Pukul tiga sore, alunan musik tradisional berbunyi. Tak lama kemudian, muncul sosok Sujiwo dengan dandanannya yang nyentrik: berkaos putih, berjaket kulit hitam, bersarung kain batik, serta tak ketinggalan topi koboi yang menjadi ciri khasnya. Ia ditemani musisi Jazz Bintang Indrianto sebagai bassist, Saad Borneo sebagai peniup suling, tiga orang penyanyi latar yang berkebaya khas sinden, pemain gendang, dan musisi lainnya.

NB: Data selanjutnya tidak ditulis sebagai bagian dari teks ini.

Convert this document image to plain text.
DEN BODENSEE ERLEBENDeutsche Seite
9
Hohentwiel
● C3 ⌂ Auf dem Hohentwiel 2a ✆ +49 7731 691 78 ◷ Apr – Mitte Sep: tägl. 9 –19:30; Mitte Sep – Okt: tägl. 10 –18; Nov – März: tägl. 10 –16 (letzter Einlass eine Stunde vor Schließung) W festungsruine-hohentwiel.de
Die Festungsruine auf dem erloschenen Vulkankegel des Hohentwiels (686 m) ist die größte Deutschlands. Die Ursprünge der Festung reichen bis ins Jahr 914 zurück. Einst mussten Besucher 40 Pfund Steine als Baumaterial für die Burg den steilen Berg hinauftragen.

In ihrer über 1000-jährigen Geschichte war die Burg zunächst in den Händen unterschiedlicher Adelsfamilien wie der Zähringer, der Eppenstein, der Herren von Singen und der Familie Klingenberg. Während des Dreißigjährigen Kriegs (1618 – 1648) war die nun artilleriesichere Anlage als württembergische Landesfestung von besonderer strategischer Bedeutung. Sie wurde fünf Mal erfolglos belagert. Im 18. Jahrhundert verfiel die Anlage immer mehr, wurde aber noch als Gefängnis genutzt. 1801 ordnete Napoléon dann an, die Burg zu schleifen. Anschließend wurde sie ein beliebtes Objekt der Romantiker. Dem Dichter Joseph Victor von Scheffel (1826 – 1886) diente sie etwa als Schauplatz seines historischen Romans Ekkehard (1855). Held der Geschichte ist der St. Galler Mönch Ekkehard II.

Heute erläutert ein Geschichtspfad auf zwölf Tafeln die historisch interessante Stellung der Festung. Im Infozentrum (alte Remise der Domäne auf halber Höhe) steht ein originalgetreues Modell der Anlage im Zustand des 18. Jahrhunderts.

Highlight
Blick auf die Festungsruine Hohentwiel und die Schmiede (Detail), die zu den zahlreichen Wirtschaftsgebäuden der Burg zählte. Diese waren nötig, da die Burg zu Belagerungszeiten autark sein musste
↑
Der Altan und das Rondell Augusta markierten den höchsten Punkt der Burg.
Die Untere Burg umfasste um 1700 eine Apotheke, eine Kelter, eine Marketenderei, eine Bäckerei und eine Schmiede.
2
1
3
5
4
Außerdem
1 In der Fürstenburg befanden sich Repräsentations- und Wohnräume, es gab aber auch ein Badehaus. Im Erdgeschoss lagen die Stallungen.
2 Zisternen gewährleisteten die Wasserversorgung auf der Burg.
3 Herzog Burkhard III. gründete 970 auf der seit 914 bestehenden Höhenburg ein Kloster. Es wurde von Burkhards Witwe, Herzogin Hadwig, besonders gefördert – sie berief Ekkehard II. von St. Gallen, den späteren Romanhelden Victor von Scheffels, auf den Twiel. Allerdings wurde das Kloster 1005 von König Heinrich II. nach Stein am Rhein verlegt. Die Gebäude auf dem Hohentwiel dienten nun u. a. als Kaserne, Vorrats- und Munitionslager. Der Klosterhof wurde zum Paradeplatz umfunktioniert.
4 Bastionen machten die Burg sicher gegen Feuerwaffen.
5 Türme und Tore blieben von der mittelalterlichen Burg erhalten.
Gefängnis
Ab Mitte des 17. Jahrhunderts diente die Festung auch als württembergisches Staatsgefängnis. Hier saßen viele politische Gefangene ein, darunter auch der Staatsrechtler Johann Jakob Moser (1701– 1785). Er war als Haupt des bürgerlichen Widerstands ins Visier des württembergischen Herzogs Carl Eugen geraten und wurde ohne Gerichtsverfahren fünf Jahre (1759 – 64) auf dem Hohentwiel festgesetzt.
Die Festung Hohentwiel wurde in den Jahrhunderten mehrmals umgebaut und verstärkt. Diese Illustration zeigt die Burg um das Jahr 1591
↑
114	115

Sujiwo Tejo menyanyikan lagu-lagu lawas dan baru miliknya. Diantaranya 'Zaman Edane' yang bernuansa samba campur rock dan keroncong, 'Tanah Makam Cintaku' yang berpola swing dan dipadukan dengan gendang Jawa untuk rhythm, 'Bumi Gunjang-ganjing' yang diisi dengan pembacaan puisi berbahasa cina serta Jawa, dan 'Ole Olang' yang ditulis dengan lirik ljenaka sehingga memancing tawa penonton.
Menurut seniman multi dimensi ini, ia lebih suka menggunakan bahasa kuno dalam lirik lagunya.

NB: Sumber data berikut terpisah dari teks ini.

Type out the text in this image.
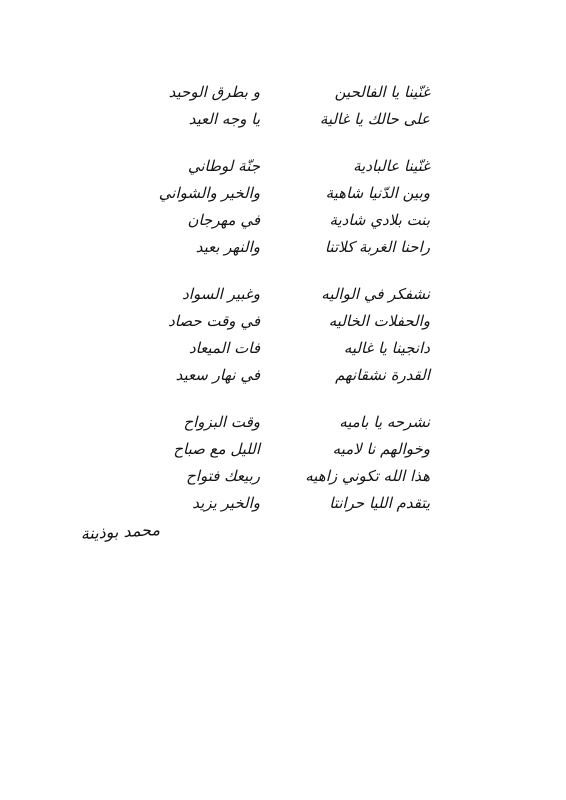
غنّينا يا الفالحين
و بطرق الوحيد
على حالك يا غالية
يا وجه العيد
غنّينا عالبادية
جنّة لوطاني
وبين الدّنيا شاهية
والخير والشواني
بنت بلادي شادية
في مهرجان
راحنا الغربة كلاتنا
والنهر بعيد
نشفكر في الواليه
وغبير السواد
والحفلات الخاليه
في وقت حصاد
دانجينا يا غاليه
فات الميعاد
القدرة نشقانهم
في نهار سعيد
نشرحه يا باميه
وقت البزواح
وخوالهم نا لاميه
الليل مع صباح
هذا الله تكوني زاهيه
ربيعك فتواح
يتقدم الليا حرانتا
والخير يزيد
محمد بوذينة
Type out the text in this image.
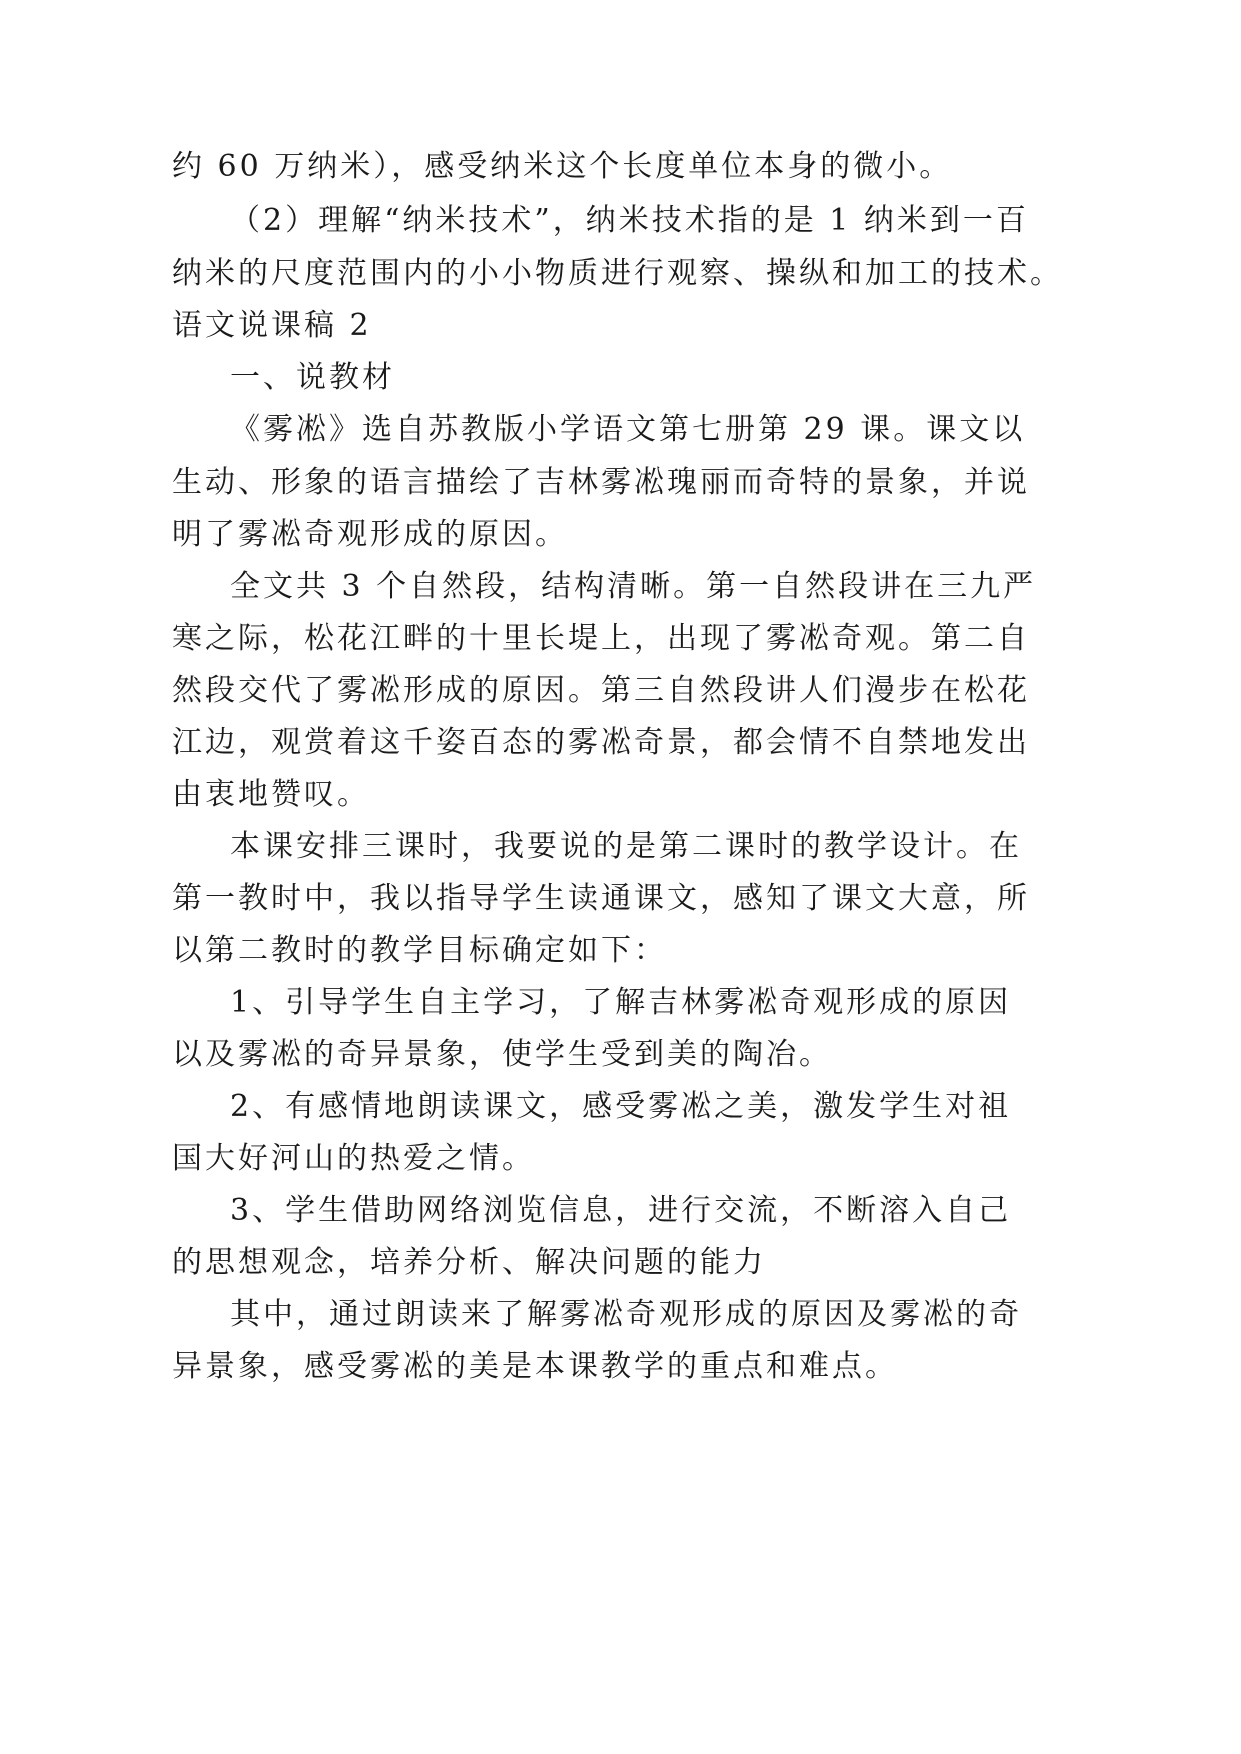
约 60 万纳米），感受纳米这个长度单位本身的微小。
（2）理解“纳米技术”，纳米技术指的是 1 纳米到一百
纳米的尺度范围内的小小物质进行观察、操纵和加工的技术。
语文说课稿 2
一、说教材
《雾凇》选自苏教版小学语文第七册第 29 课。课文以
生动、形象的语言描绘了吉林雾凇瑰丽而奇特的景象，并说
明了雾凇奇观形成的原因。
全文共 3 个自然段，结构清晰。第一自然段讲在三九严
寒之际，松花江畔的十里长堤上，出现了雾凇奇观。第二自
然段交代了雾凇形成的原因。第三自然段讲人们漫步在松花
江边，观赏着这千姿百态的雾凇奇景，都会情不自禁地发出
由衷地赞叹。
本课安排三课时，我要说的是第二课时的教学设计。在
第一教时中，我以指导学生读通课文，感知了课文大意，所
以第二教时的教学目标确定如下：
1、引导学生自主学习，了解吉林雾凇奇观形成的原因
以及雾凇的奇异景象，使学生受到美的陶冶。
2、有感情地朗读课文，感受雾凇之美，激发学生对祖
国大好河山的热爱之情。
3、学生借助网络浏览信息，进行交流，不断溶入自己
的思想观念，培养分析、解决问题的能力
其中，通过朗读来了解雾凇奇观形成的原因及雾凇的奇
异景象，感受雾凇的美是本课教学的重点和难点。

"Bahasa yang digunakan dalam lagu-lagu saya biasanya berupa bahasa Jawa kuno atau bahasa Madura kuno karena bunyinya lebih musikal dan enak didengar," paparnya sambil mepraktekkan bernyanyi dengan bahasa Jawa kuno.

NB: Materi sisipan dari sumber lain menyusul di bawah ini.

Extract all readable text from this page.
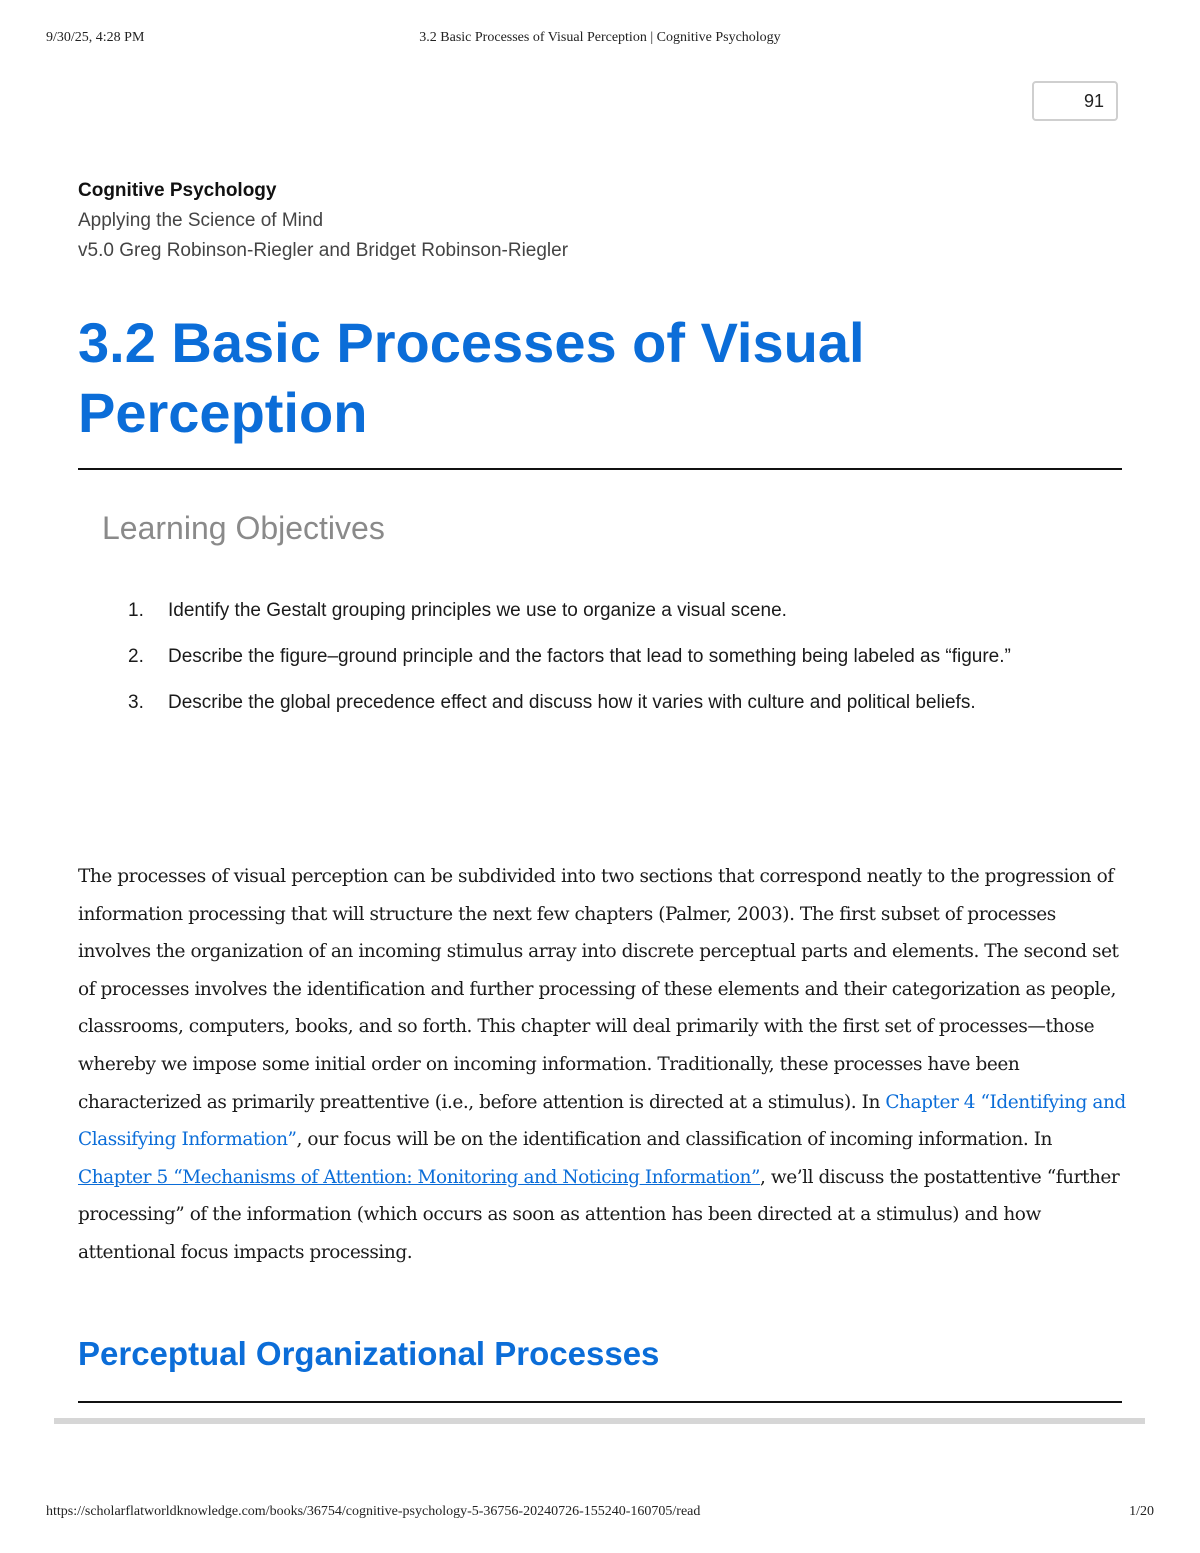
9/30/25, 4:28 PM	3.2 Basic Processes of Visual Perception | Cognitive Psychology
91
Cognitive Psychology
Applying the Science of Mind
v5.0 Greg Robinson-Riegler and Bridget Robinson-Riegler
3.2 Basic Processes of Visual Perception
Learning Objectives
1. Identify the Gestalt grouping principles we use to organize a visual scene.
2. Describe the figure–ground principle and the factors that lead to something being labeled as “figure.”
3. Describe the global precedence effect and discuss how it varies with culture and political beliefs.

The processes of visual perception can be subdivided into two sections that correspond neatly to the progression of information processing that will structure the next few chapters (Palmer, 2003). The first subset of processes involves the organization of an incoming stimulus array into discrete perceptual parts and elements. The second set of processes involves the identification and further processing of these elements and their categorization as people, classrooms, computers, books, and so forth. This chapter will deal primarily with the first set of processes—those whereby we impose some initial order on incoming information. Traditionally, these processes have been characterized as primarily preattentive (i.e., before attention is directed at a stimulus). In Chapter 4 “Identifying and Classifying Information”, our focus will be on the identification and classification of incoming information. In Chapter 5 “Mechanisms of Attention: Monitoring and Noticing Information”, we’ll discuss the postattentive “further processing” of the information (which occurs as soon as attention has been directed at a stimulus) and how attentional focus impacts processing.

Perceptual Organizational Processes
https://scholarflatworldknowledge.com/books/36754/cognitive-psychology-5-36756-20240726-155240-160705/read	1/20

Tak hanya berolah vokal, Sujiwo juga menunjukkan kemahirannya memainkan instrumen tiup yang terasosiasi dengan jazz, saksofon dan trumpet. Ia juga bernyanyi sambil berdalang dan sesekali menari tradisional. Sungguh sebuah suguhan pertunjukkan yang unik dan penuh kekayaan budaya dari searing presiden negeri jancukers yang baru saja mendaulat dirinya sebagai Don Tejo Corleoncuk.